Has Ed Miliband’s moment arrived?

by Jonathan Todd

“In 2008-09,” Gordon Brown recently told New Statesman, “we tried to persuade people that it made sense to run a deficit and it was not a problem in the long term if debt rose in the short term. We failed to persuade people. If anything contributed to the return of the Conservatives to power, it was their ability to scare people about the deficit and debt.”

After succeeding Brown as Labour leader, Ed Miliband attempted to become prime minister by positioning Labour to the left of New Labour.
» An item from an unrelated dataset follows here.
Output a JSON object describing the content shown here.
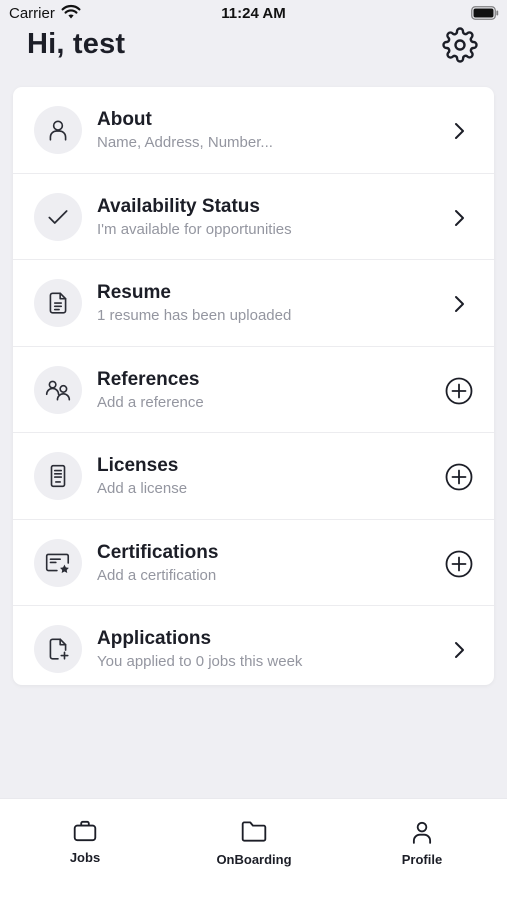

This strategy was thought to be justified as the financial crisis of 2008-09 had enlarged public appetite for stronger regulation and an expanded economic role for the state.

In 2015, Labour and the rest of the country moved in opposite directions. Labour’s general election defeat brought into doubt the extent of the appeal of Miliband’s more muscular state. Jeremy Corbyn’s ascent indicated that Labour considered Miliband’s offer too tepid.

“Now,” Brown continued in his New Statesman interview, “the fiscal orthodoxy has changed. What we were criticised for in 2009-10 is understood to be the best way of dealing with a crisis. We’ve got to understand that the only way that you can replace spending power and economic activity when the private sector fails to be able to invest, and consumers are not spending and people are not able to work, is that the government steps in.”

It must be hoped that Brown is right about the fiscal orthodoxy. Yet Jo Harding reminded Uncut, “local authorities are facing a £10 billion black hole due to coronavirus.”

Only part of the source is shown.